Draft federal Artificial Intelligence contract rules raise IP and reporting concerns

A draft GSA contract clause for Artificial Intelligence systems could reshape intellectual property ownership, broaden contractor liability, and require extensive disclosure of tools used in federal work. Business groups are urging narrower definitions and stronger protection for pre-existing proprietary technology.

The U.S. General Services Administration has drafted a new contract clause, “Basic Safeguarding of Artificial Intelligence Systems,” that would set standards for the use of Artificial Intelligence in federal procurement. The proposal covers data management, access to government data, breach reporting, testing methods, and system updates. Business advocacy groups argue that parts of the language could reduce competition, raise costs to the government, and discourage providers from participating in the federal market.
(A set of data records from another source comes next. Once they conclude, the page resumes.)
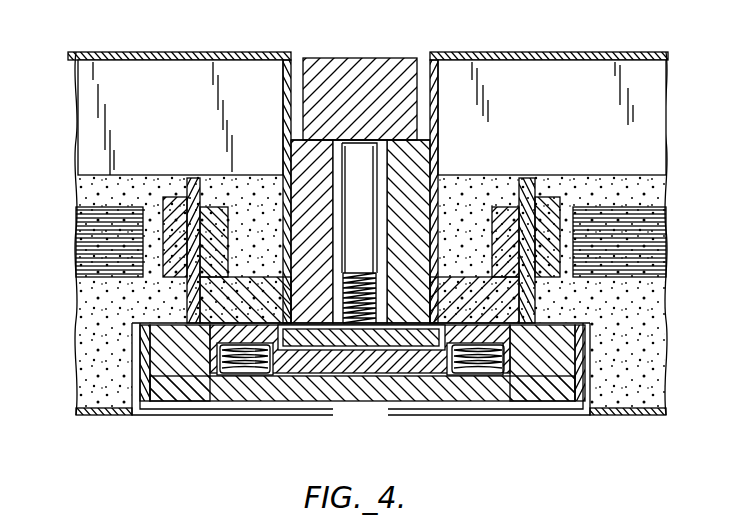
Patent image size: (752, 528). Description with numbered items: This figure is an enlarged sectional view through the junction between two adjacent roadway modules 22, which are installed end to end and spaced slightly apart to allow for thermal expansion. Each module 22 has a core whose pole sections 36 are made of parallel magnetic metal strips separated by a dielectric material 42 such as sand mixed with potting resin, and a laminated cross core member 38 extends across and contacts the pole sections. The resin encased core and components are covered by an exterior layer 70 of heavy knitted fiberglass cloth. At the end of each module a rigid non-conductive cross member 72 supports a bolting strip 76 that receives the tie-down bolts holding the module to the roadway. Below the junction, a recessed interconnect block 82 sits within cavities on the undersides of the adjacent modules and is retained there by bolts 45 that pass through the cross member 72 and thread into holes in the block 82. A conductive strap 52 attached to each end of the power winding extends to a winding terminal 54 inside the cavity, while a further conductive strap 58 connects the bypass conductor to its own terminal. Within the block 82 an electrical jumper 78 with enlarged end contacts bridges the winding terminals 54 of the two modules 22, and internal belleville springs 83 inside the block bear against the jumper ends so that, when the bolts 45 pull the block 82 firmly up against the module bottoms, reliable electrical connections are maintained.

The module 22 is at (371, 226).
The pole section 36 is at (175, 93).
The cross core member 38 is at (82, 232).
The dielectric material 42 is at (108, 299).
The bolt 45 is at (358, 197).
The conductive strap 52 is at (212, 213).
The winding terminal 54 is at (263, 290).
The conductive strap 58 is at (170, 197).
The exterior layer 70 is at (135, 53).
The cross member 72 is at (338, 191).
The bolting strip 76 is at (395, 83).
The electrical jumper 78 is at (370, 356).
The interconnect block 82 is at (183, 372).
The belleville spring 83 is at (257, 374).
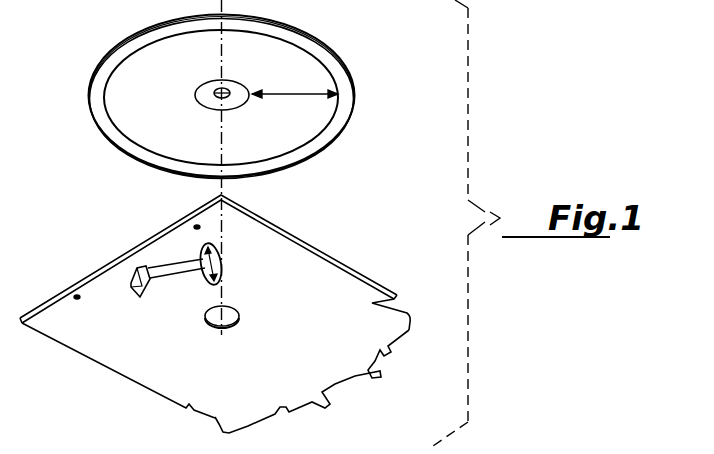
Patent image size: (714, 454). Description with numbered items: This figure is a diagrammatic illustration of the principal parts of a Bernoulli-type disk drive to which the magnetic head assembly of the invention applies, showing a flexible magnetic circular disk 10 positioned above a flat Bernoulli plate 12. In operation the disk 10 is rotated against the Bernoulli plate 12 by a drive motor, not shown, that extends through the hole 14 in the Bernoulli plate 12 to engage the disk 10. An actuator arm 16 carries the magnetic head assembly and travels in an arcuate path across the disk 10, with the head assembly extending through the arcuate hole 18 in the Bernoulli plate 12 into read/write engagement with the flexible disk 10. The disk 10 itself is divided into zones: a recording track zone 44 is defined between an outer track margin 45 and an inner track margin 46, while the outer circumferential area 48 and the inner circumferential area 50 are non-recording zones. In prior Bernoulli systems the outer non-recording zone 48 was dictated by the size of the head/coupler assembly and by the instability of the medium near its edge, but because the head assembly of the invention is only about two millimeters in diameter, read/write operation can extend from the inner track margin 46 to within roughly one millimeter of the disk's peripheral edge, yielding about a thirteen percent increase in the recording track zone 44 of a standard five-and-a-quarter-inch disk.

The flexible magnetic circular disk 10 is at (107, 60).
The Bernoulli plate 12 is at (321, 334).
The hole 14 is at (235, 330).
The actuator arm 16 is at (172, 273).
The arcuate hole 18 is at (222, 261).
The recording track zone 44 is at (291, 93).
The outer track margin 45 is at (320, 58).
The inner track margin 46 is at (233, 110).
The outer circumferential area 48 is at (331, 132).
The inner circumferential area 50 is at (209, 89).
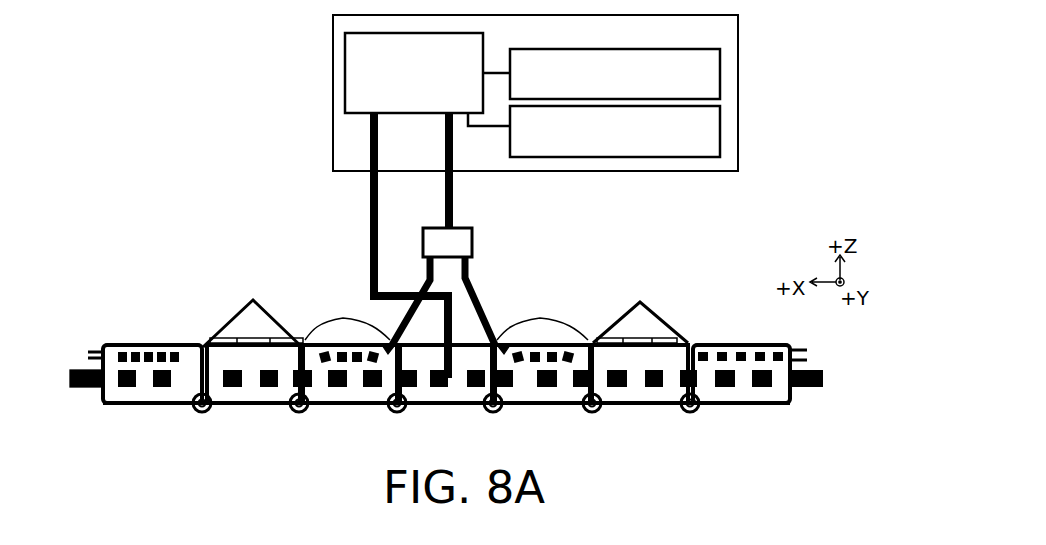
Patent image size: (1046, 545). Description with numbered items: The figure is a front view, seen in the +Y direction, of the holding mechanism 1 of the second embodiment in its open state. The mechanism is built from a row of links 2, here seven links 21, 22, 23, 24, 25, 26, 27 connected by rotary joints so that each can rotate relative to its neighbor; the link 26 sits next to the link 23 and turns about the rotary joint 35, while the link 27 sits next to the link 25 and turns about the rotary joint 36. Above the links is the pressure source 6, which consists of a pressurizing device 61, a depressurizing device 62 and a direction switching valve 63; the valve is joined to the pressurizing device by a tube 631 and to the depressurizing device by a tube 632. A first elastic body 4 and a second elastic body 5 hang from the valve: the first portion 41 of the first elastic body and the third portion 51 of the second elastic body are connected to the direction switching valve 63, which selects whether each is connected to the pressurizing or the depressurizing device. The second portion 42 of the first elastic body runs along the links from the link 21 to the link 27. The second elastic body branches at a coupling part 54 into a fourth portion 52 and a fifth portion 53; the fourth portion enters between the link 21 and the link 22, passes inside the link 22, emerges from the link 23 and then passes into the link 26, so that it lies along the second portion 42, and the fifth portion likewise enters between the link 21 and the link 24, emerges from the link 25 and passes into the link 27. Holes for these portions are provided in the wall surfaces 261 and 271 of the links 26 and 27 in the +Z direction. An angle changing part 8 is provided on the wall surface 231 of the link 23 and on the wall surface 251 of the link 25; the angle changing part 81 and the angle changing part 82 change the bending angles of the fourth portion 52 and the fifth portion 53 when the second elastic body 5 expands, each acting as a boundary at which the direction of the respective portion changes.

The holding mechanism 1 is at (806, 166).
The links 2 is at (140, 302).
The first elastic body 4 is at (355, 245).
The first portion 41 is at (368, 217).
The second elastic body 5 is at (487, 233).
The third portion 51 is at (453, 180).
The fourth portion 52 is at (340, 355).
The fifth portion 53 is at (537, 355).
The coupling part 54 is at (462, 242).
The pressure source 6 is at (333, 127).
The pressurizing device 61 is at (720, 67).
The depressurizing device 62 is at (720, 112).
The direction switching valve 63 is at (345, 73).
The tube 631 is at (497, 73).
The tube 632 is at (483, 126).
The angle changing part 8 is at (451, 362).
The angle changing part 81 is at (257, 328).
The angle changing part 82 is at (637, 323).
The link 21 is at (440, 405).
The link 22 is at (345, 407).
The link 23 is at (247, 407).
The wall surface 231 is at (217, 336).
The link 24 is at (543, 405).
The link 25 is at (645, 405).
The wall surface 251 is at (687, 335).
The link 26 is at (168, 407).
The wall surface 261 is at (137, 345).
The link 27 is at (748, 405).
The wall surface 271 is at (728, 342).
The rotary joint 35 is at (200, 410).
The rotary joint 36 is at (688, 410).
The second portion 42 is at (135, 407).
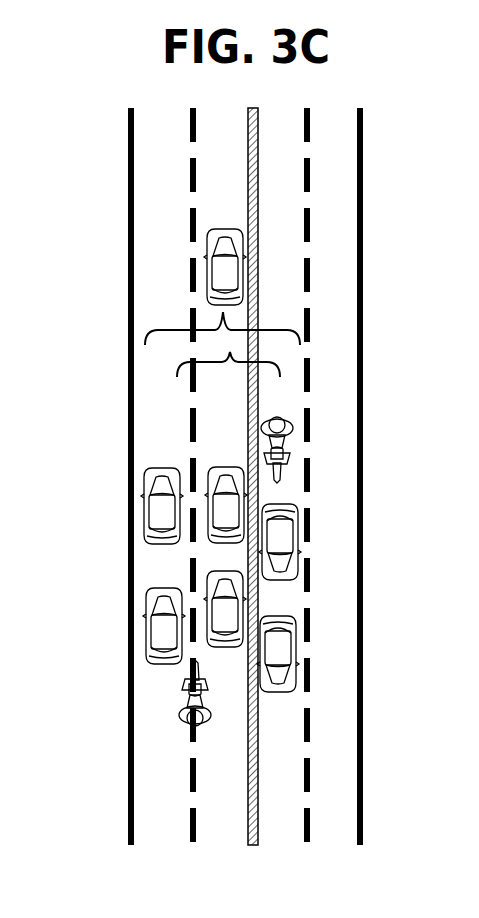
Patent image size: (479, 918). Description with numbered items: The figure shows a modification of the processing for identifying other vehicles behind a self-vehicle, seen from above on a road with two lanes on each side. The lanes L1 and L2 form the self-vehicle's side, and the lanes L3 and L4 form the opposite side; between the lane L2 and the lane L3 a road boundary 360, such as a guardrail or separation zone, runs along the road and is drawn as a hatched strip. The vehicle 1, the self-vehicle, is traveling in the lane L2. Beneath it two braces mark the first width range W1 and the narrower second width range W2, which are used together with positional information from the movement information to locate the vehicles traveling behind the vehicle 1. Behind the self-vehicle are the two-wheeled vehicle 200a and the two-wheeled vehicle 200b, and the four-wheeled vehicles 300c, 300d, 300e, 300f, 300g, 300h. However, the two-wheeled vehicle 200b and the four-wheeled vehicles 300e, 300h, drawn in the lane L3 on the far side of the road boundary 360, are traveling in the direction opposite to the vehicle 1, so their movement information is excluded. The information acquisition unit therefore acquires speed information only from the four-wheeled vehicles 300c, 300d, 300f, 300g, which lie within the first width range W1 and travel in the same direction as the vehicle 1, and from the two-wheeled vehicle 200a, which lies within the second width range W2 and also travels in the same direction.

The vehicle 1 is at (207, 252).
The road boundary 360 is at (253, 157).
The first width range W1 is at (163, 325).
The second width range W2 is at (175, 368).
The four-wheeled vehicle 300c is at (143, 484).
The four-wheeled vehicle 300d is at (208, 478).
The four-wheeled vehicle 300e is at (298, 537).
The four-wheeled vehicle 300f is at (145, 603).
The four-wheeled vehicle 300g is at (207, 583).
The four-wheeled vehicle 300h is at (295, 655).
The two-wheeled vehicle 200a is at (185, 678).
The two-wheeled vehicle 200b is at (287, 441).
The lane L1 is at (164, 817).
The lane L2 is at (224, 817).
The lane L3 is at (280, 817).
The lane L4 is at (334, 817).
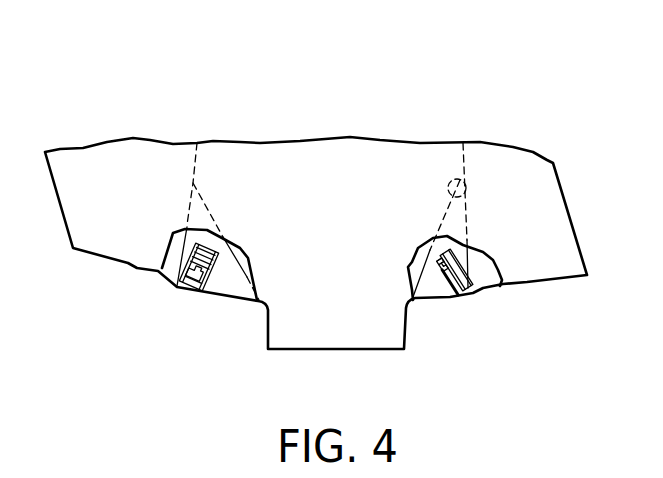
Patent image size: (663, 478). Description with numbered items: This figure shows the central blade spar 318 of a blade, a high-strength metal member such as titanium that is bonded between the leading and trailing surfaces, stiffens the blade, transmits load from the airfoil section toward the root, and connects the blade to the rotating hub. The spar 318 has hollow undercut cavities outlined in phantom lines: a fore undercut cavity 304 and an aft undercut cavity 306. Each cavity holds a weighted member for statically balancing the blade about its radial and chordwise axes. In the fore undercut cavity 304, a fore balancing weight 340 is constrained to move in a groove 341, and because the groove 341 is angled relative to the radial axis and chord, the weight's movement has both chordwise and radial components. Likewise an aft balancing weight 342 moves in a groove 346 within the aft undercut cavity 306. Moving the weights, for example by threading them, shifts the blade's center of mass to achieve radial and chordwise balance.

The blade spar 318 is at (315, 158).
The fore undercut cavity 304 is at (210, 216).
The aft undercut cavity 306 is at (468, 182).
The fore balancing weight 340 is at (207, 257).
The groove 341 is at (200, 280).
The aft balancing weight 342 is at (437, 257).
The groove 346 is at (445, 300).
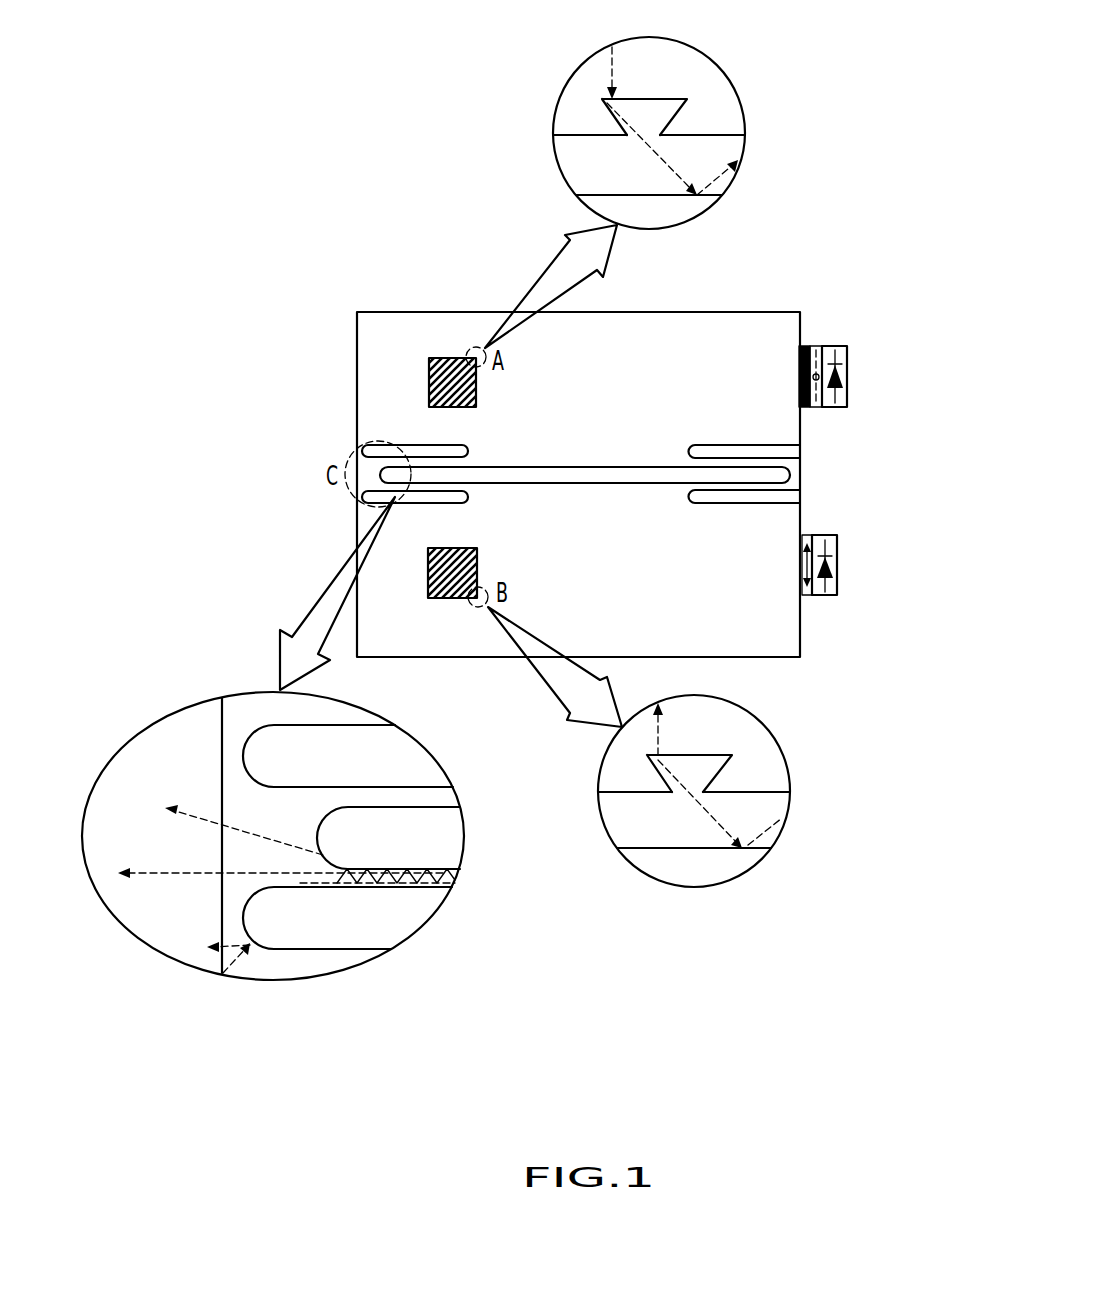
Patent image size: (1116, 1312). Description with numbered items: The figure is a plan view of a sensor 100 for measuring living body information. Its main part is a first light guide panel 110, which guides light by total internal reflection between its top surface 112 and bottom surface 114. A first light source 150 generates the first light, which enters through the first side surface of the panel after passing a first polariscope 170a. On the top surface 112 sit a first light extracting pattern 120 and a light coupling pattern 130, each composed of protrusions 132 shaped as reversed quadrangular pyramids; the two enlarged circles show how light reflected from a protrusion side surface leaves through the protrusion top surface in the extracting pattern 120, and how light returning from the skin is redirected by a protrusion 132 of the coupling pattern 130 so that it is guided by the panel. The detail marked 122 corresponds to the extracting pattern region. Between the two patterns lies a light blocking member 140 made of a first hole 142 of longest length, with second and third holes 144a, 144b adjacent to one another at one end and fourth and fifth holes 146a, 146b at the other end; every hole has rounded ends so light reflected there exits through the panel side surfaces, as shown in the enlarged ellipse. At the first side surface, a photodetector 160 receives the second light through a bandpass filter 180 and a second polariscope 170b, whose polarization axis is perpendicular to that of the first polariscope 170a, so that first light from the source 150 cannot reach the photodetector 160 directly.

The sensor 100 is at (688, 1034).
The first light guide panel 110 is at (720, 311).
The top surface 112 is at (782, 321).
The bottom surface 114 is at (612, 197).
The first light extracting pattern 120 is at (415, 577).
The second prism structure 122 is at (722, 753).
The light coupling pattern 130 is at (415, 387).
The protrusion 132 is at (677, 98).
The light blocking member 140 is at (796, 463).
The first hole 142 is at (800, 478).
The second hole 144a is at (362, 500).
The third hole 144b is at (362, 447).
The fourth hole 146a is at (800, 498).
The fifth hole 146b is at (800, 440).
The first light source 150 is at (837, 555).
The photodetector 160 is at (847, 373).
The first polariscope 170a is at (807, 595).
The second polariscope 170b is at (820, 345).
The bandpass filter 180 is at (807, 343).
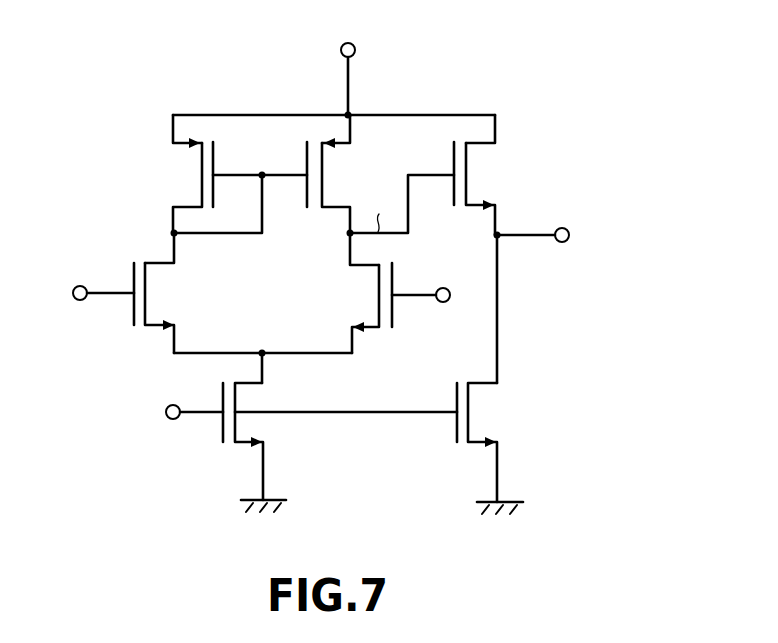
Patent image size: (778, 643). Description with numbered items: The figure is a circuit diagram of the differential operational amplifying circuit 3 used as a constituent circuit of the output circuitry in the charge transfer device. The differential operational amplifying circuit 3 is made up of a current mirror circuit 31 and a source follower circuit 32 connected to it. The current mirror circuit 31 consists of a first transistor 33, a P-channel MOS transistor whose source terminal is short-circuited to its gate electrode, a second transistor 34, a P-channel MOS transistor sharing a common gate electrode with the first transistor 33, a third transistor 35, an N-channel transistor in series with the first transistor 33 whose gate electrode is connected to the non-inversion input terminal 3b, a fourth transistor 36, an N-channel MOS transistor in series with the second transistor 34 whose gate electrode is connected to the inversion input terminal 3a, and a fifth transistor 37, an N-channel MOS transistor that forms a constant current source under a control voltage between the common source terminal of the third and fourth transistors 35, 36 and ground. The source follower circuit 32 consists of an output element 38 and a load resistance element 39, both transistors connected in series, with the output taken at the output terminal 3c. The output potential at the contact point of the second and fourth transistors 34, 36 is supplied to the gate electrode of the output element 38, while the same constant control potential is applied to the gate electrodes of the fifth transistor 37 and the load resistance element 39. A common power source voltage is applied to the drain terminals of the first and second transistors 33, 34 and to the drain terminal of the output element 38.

The differential operational amplifying circuit 3 is at (471, 100).
The current mirror circuit 31 is at (247, 151).
The source follower circuit 32 is at (515, 318).
The first transistor 33 is at (192, 204).
The second transistor 34 is at (322, 170).
The third transistor 35 is at (152, 331).
The fourth transistor 36 is at (378, 333).
The fifth transistor 37 is at (238, 448).
The output element 38 is at (466, 168).
The load resistance element 39 is at (453, 429).
The inversion input terminal 3a is at (443, 288).
The non-inversion input terminal 3b is at (80, 286).
The output terminal 3c is at (562, 228).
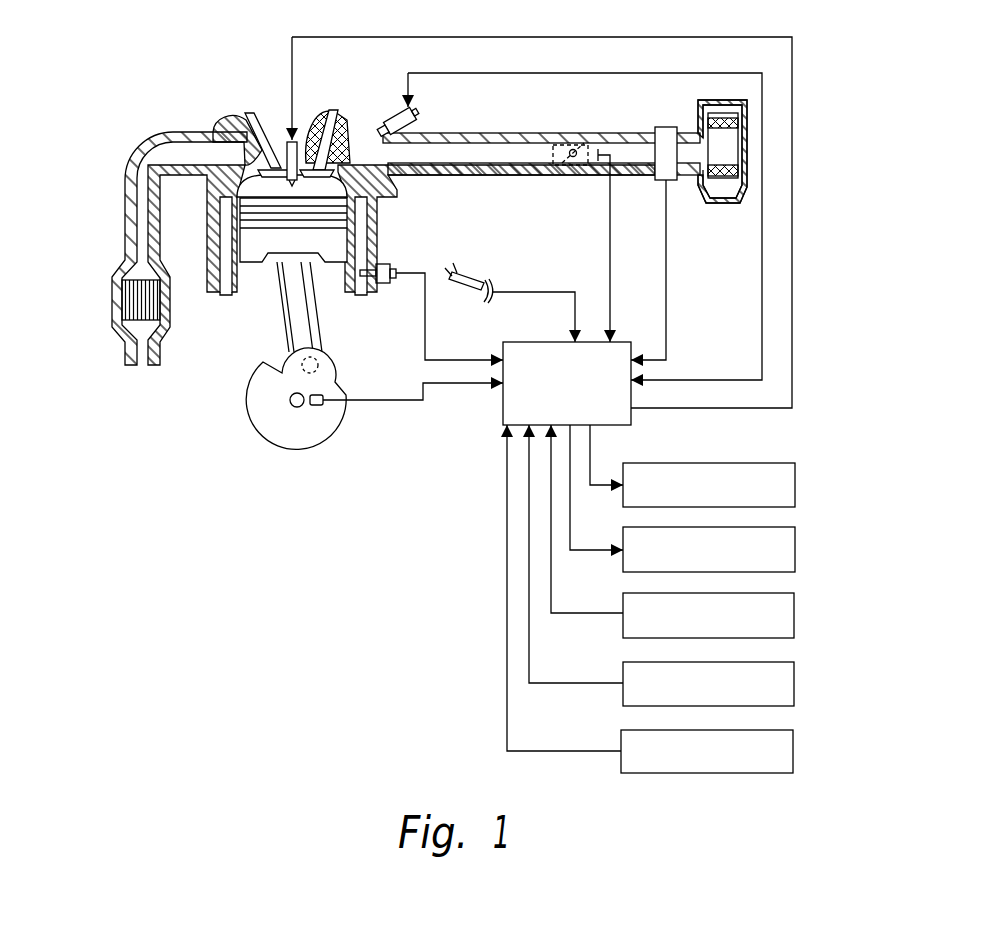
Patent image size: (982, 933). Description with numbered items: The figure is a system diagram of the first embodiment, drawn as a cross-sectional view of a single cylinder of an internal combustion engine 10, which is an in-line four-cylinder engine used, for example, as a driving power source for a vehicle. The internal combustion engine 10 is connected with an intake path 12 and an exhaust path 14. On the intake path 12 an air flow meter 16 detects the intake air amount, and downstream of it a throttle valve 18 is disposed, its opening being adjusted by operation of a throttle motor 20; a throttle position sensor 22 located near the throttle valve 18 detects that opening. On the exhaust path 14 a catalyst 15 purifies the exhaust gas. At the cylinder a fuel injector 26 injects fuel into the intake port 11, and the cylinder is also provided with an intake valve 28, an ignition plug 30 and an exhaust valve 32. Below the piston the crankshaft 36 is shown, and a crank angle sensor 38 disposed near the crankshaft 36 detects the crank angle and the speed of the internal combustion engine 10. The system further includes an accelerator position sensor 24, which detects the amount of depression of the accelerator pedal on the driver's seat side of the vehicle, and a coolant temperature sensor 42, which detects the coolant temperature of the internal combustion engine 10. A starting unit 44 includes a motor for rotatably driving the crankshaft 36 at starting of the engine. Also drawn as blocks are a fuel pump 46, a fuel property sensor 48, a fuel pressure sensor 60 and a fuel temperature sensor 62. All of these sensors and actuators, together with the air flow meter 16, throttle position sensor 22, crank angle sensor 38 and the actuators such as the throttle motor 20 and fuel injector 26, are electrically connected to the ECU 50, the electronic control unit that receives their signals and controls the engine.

A central concern is the clause’s treatment of intellectual property. The draft defines custom development broadly to include modifications, customizations, configurations, enhancements, associated implementations, workflows, and related deliverables created for the government under a contract. For Artificial Intelligence contracts, the government would retain ownership of government data as well as all custom developments. The U.S. Chamber of Commerce warned that this language could be read to give the government ownership over fine-tuned models, configurations, and enhancements derived from a contractor’s proprietary technology and pre-existing intellectual property.

The proposal also uses expansive definitions for “Artificial Intelligence systems” and “Artificial Intelligence service” providers. Its scope would extend beyond widely recognized Artificial Intelligence products such as large language models and generative Artificial Intelligence to include back-end infrastructure, security monitoring tools, and machine learning functions embedded in standard commercial software. That breadth could create compliance uncertainty and pull in a wide range of commercial offerings that were not the intended target of the regulation.

Reporting obligations are another major issue. Contractors would be required to disclose all Artificial Intelligence systems used in performing the contract, including possible modifications. This could force businesses to report and track Artificial Intelligence within common off-the-shelf business tools, including software with incidental or embedded Artificial Intelligence features that may be difficult to identify. The clause also places sole responsibility for compliance by all service providers on the prime contractor, including systems the contractor does not own or operate, expanding liability beyond established commercial practices.

The draft further bars the use of foreign Artificial Intelligence systems by requiring that all tools and components be developed, manufactured, and controlled by U.S.-based entities. While aimed at promoting domestic technology, critics say the wording is unclear and could unintentionally limit the use of open-source technologies, globally developed components, and common commercial tools used in research and development. Business groups are pressing the GSA to narrow key definitions, align the clause with existing commercial frameworks, and make clear that contractors keep rights to their pre-existing intellectual property.